Lily knelt on the floor beside the bed, cradling Rasmus’s head.

“Lily?” Rasmus peeked through his remaining eye. “What happened? Where’s the stowaway?”

“The song…” Lily said, breathing hard. “I think it tried to heal the stowaway.”

“What? Why?”

“Maybe because sadness is a wound too,” Lily said quietly. “And the song felt that it needed to fix it.”

Rasmus tried to sit up but fell back into Lily’s arms.

“Don’t move,” Lily said.

Abbie scuttled over and weaved a makeshift patch over Rasmus’s socket with her web.

Rasmus coughed. “But why does it look like that? Who is that man?”

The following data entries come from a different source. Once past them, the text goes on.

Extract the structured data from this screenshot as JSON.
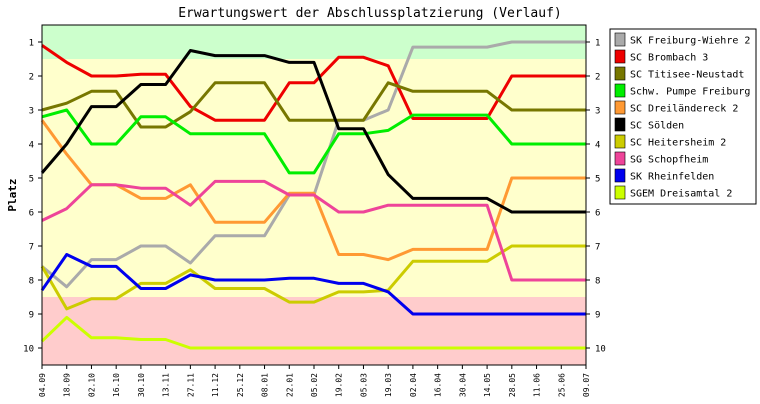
{
  "chart_data": {
    "type": "line",
    "title": "Erwartungswert der Abschlussplatzierung (Verlauf)",
    "xlabel": "",
    "ylabel": "Platz",
    "ylim": [
      0.5,
      10.5
    ],
    "y_ticks": [
      1,
      2,
      3,
      4,
      5,
      6,
      7,
      8,
      9,
      10
    ],
    "y_axis_inverted": true,
    "grid": false,
    "legend_position": "right",
    "zones": [
      {
        "from": 0.5,
        "to": 1.5,
        "color": "#ccffcc"
      },
      {
        "from": 1.5,
        "to": 8.5,
        "color": "#ffffcc"
      },
      {
        "from": 8.5,
        "to": 10.5,
        "color": "#ffcccc"
      }
    ],
    "categories": [
      "04.09",
      "18.09",
      "02.10",
      "16.10",
      "30.10",
      "13.11",
      "27.11",
      "11.12",
      "25.12",
      "08.01",
      "22.01",
      "05.02",
      "19.02",
      "05.03",
      "19.03",
      "02.04",
      "16.04",
      "30.04",
      "14.05",
      "28.05",
      "11.06",
      "25.06",
      "09.07"
    ],
    "series": [
      {
        "name": "SK Freiburg-Wiehre 2",
        "color": "#aaaaaa",
        "values": [
          7.6,
          8.2,
          7.4,
          7.4,
          7.0,
          7.0,
          7.5,
          6.7,
          6.7,
          6.7,
          5.5,
          5.5,
          3.3,
          3.3,
          3.0,
          1.15,
          1.15,
          1.15,
          1.15,
          1.0,
          1.0,
          1.0,
          1.0
        ]
      },
      {
        "name": "SC Brombach 3",
        "color": "#ee0000",
        "values": [
          1.1,
          1.6,
          2.0,
          2.0,
          1.95,
          1.95,
          2.9,
          3.3,
          3.3,
          3.3,
          2.2,
          2.2,
          1.45,
          1.45,
          1.7,
          3.25,
          3.25,
          3.25,
          3.25,
          2.0,
          2.0,
          2.0,
          2.0
        ]
      },
      {
        "name": "SC Titisee-Neustadt",
        "color": "#777700",
        "values": [
          3.0,
          2.8,
          2.45,
          2.45,
          3.5,
          3.5,
          3.05,
          2.2,
          2.2,
          2.2,
          3.3,
          3.3,
          3.3,
          3.3,
          2.2,
          2.45,
          2.45,
          2.45,
          2.45,
          3.0,
          3.0,
          3.0,
          3.0
        ]
      },
      {
        "name": "Schw. Pumpe Freiburg",
        "color": "#00ee00",
        "values": [
          3.2,
          3.0,
          4.0,
          4.0,
          3.2,
          3.2,
          3.7,
          3.7,
          3.7,
          3.7,
          4.85,
          4.85,
          3.7,
          3.7,
          3.6,
          3.15,
          3.15,
          3.15,
          3.15,
          4.0,
          4.0,
          4.0,
          4.0
        ]
      },
      {
        "name": "SC Dreiländereck 2",
        "color": "#ff9933",
        "values": [
          3.3,
          4.3,
          5.2,
          5.2,
          5.6,
          5.6,
          5.2,
          6.3,
          6.3,
          6.3,
          5.45,
          5.45,
          7.25,
          7.25,
          7.4,
          7.1,
          7.1,
          7.1,
          7.1,
          5.0,
          5.0,
          5.0,
          5.0
        ]
      },
      {
        "name": "SC Sölden",
        "color": "#000000",
        "values": [
          4.85,
          4.0,
          2.9,
          2.9,
          2.25,
          2.25,
          1.25,
          1.4,
          1.4,
          1.4,
          1.6,
          1.6,
          3.55,
          3.55,
          4.9,
          5.6,
          5.6,
          5.6,
          5.6,
          6.0,
          6.0,
          6.0,
          6.0
        ]
      },
      {
        "name": "SC Heitersheim 2",
        "color": "#cccc00",
        "values": [
          7.6,
          8.85,
          8.55,
          8.55,
          8.1,
          8.1,
          7.7,
          8.25,
          8.25,
          8.25,
          8.65,
          8.65,
          8.35,
          8.35,
          8.3,
          7.45,
          7.45,
          7.45,
          7.45,
          7.0,
          7.0,
          7.0,
          7.0
        ]
      },
      {
        "name": "SG Schopfheim",
        "color": "#ee4499",
        "values": [
          6.25,
          5.9,
          5.2,
          5.2,
          5.3,
          5.3,
          5.8,
          5.1,
          5.1,
          5.1,
          5.5,
          5.5,
          6.0,
          6.0,
          5.8,
          5.8,
          5.8,
          5.8,
          5.8,
          8.0,
          8.0,
          8.0,
          8.0
        ]
      },
      {
        "name": "SK Rheinfelden",
        "color": "#0000ee",
        "values": [
          8.3,
          7.25,
          7.6,
          7.6,
          8.25,
          8.25,
          7.85,
          8.0,
          8.0,
          8.0,
          7.95,
          7.95,
          8.1,
          8.1,
          8.35,
          9.0,
          9.0,
          9.0,
          9.0,
          9.0,
          9.0,
          9.0,
          9.0
        ]
      },
      {
        "name": "SGEM Dreisamtal 2",
        "color": "#ccff00",
        "values": [
          9.8,
          9.1,
          9.7,
          9.7,
          9.75,
          9.75,
          10.0,
          10.0,
          10.0,
          10.0,
          10.0,
          10.0,
          10.0,
          10.0,
          10.0,
          10.0,
          10.0,
          10.0,
          10.0,
          10.0,
          10.0,
          10.0,
          10.0
        ]
      }
    ]
  }
}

“I…I think it’s the person whom the song is about.”

“What?”

“Songs remain true to their nature when they fix things on the train, right?” Lily said. “I’ve seen the maintenance crew use songs about new beginnings to turn withered leaves into healthy, vibrant ones. I’ve watched a sweet song about a mother’s love soothe a chef’s blistered hand like a balm.” She cast her eyes on the bandagedman. “This song…it was filled with sorrow and grief—which is great for sealing leaks—”

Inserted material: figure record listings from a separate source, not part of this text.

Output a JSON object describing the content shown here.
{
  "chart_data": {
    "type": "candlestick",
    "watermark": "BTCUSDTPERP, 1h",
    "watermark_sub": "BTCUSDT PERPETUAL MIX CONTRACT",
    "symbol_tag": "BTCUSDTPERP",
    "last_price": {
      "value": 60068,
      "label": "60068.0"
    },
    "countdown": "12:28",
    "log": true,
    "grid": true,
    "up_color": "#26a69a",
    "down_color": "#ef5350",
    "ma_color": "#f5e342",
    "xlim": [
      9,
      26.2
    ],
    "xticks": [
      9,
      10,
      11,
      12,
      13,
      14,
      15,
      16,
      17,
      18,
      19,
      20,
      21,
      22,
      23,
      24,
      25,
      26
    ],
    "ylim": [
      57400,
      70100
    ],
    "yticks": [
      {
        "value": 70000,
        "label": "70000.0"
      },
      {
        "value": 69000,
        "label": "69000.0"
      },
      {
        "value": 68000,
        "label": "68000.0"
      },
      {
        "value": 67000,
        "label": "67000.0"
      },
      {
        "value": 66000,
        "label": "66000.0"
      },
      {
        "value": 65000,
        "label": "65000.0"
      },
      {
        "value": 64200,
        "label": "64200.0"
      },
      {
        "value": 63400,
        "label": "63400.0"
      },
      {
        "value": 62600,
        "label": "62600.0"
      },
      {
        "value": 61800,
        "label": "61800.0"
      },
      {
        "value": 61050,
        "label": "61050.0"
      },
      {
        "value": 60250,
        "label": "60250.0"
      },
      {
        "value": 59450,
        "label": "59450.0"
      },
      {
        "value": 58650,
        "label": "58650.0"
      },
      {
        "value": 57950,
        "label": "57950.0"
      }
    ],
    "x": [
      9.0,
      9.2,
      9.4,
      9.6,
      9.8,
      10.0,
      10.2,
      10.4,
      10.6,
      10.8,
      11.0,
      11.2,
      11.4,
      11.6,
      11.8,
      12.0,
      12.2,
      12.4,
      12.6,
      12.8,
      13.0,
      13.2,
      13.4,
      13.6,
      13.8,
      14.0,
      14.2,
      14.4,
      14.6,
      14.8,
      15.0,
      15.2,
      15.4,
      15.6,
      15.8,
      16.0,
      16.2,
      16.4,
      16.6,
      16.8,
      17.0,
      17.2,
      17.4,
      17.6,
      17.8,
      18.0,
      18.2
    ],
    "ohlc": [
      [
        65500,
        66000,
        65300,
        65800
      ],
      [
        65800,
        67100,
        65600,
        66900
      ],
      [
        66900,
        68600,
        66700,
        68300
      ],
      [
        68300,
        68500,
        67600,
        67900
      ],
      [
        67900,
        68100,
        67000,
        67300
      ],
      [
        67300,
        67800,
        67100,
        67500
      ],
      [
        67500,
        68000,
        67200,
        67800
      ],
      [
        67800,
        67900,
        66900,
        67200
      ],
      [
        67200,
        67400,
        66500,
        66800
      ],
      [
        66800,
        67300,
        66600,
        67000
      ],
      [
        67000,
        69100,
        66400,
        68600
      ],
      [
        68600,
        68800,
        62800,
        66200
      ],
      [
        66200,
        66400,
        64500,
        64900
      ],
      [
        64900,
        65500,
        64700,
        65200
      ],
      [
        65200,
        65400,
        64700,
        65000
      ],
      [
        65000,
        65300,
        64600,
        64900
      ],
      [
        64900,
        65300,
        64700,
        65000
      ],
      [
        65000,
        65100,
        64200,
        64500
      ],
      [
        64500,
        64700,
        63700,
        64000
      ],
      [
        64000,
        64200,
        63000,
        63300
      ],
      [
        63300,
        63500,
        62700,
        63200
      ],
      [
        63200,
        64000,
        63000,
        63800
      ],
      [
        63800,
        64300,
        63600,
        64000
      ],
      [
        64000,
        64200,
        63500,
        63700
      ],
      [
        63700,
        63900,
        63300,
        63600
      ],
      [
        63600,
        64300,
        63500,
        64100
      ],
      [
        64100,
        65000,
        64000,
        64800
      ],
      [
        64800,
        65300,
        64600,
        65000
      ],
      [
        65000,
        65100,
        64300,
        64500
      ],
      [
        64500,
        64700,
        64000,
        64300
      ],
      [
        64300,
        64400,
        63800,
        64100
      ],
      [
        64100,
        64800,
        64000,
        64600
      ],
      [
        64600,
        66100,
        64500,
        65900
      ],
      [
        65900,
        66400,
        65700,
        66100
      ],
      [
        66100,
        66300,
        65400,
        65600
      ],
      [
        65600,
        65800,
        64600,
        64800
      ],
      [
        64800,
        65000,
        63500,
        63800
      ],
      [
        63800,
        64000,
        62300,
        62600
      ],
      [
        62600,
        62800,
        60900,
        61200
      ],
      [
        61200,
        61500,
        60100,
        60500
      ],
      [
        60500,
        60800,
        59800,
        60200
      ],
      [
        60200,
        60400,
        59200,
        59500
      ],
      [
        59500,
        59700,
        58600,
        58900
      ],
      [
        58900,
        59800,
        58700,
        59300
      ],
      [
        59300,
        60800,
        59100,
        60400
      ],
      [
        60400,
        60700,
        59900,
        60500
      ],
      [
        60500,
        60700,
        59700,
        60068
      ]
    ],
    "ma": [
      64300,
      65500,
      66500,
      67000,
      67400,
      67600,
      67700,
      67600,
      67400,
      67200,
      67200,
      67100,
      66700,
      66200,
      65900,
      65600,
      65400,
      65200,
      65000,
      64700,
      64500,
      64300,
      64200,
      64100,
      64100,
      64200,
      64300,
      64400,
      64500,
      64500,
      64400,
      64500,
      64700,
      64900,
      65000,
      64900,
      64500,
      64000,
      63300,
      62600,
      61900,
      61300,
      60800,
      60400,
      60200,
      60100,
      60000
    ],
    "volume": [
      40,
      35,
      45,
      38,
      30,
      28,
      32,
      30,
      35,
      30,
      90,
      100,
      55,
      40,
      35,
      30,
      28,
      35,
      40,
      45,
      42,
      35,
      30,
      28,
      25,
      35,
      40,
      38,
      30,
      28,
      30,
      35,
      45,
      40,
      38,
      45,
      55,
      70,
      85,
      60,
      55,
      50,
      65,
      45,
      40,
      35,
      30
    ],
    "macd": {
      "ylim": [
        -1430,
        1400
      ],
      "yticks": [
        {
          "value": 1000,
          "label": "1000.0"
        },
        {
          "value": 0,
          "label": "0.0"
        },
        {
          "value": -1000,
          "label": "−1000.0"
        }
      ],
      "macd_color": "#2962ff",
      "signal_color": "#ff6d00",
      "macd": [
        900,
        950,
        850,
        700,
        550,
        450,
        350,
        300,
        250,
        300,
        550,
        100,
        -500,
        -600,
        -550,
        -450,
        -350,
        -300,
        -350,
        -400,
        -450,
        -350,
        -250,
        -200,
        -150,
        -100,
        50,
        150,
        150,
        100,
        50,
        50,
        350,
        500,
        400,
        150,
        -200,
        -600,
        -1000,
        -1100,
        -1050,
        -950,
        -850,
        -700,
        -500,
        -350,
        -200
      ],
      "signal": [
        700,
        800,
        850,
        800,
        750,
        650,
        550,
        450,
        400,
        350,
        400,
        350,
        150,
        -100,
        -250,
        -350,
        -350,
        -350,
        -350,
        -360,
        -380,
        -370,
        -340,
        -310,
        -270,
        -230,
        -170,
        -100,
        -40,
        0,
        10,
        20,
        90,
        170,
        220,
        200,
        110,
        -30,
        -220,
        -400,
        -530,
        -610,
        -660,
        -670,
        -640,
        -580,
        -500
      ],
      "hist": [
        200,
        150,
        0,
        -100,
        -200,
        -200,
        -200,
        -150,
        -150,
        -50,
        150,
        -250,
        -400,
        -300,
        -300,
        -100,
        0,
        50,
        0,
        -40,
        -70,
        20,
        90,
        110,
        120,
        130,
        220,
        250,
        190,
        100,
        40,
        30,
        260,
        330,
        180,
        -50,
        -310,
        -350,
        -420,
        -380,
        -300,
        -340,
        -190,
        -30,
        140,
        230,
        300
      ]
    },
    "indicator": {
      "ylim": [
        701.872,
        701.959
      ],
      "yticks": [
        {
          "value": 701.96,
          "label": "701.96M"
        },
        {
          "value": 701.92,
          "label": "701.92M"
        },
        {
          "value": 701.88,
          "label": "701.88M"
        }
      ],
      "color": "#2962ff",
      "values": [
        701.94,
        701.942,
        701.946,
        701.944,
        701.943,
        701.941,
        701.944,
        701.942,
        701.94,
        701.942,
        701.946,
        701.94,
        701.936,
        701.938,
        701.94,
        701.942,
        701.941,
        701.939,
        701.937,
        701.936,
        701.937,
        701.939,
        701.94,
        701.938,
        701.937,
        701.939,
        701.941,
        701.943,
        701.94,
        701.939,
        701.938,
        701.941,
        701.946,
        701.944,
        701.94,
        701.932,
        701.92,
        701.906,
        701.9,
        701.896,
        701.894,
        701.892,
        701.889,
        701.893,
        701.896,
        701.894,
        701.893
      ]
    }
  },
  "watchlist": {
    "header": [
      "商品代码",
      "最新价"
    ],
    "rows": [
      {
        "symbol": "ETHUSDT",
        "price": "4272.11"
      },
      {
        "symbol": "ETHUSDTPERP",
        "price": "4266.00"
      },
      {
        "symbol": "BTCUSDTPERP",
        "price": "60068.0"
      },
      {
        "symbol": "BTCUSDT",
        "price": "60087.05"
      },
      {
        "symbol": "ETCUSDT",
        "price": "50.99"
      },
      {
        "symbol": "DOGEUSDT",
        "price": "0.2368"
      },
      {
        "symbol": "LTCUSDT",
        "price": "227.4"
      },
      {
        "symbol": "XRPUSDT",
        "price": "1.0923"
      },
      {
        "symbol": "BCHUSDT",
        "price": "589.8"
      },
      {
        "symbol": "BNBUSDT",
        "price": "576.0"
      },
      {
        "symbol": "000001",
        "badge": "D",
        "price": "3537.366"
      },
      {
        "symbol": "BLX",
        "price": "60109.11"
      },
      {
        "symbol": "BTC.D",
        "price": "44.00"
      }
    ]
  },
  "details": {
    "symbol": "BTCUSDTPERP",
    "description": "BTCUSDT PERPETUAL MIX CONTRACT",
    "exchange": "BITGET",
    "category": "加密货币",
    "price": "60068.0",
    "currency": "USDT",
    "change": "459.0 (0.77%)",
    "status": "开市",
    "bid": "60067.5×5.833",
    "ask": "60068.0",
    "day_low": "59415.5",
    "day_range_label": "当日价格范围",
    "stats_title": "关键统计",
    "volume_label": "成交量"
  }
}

“—but not for healing,” Rasmus said. “We got very lucky.”

“Lucky?”

“The stowaway’s trapped. Once we repair the back door, we can throw—”

“This song saved us, Rasmus. It saved the train. And now you want to throw it out like garbage?”

“A conductor’s duty is to keep the train and its passengers safe. That song isn’t a passenger.”

“Maybe not. But everyone on this train is alive because of it. We owe it, Rasmus.”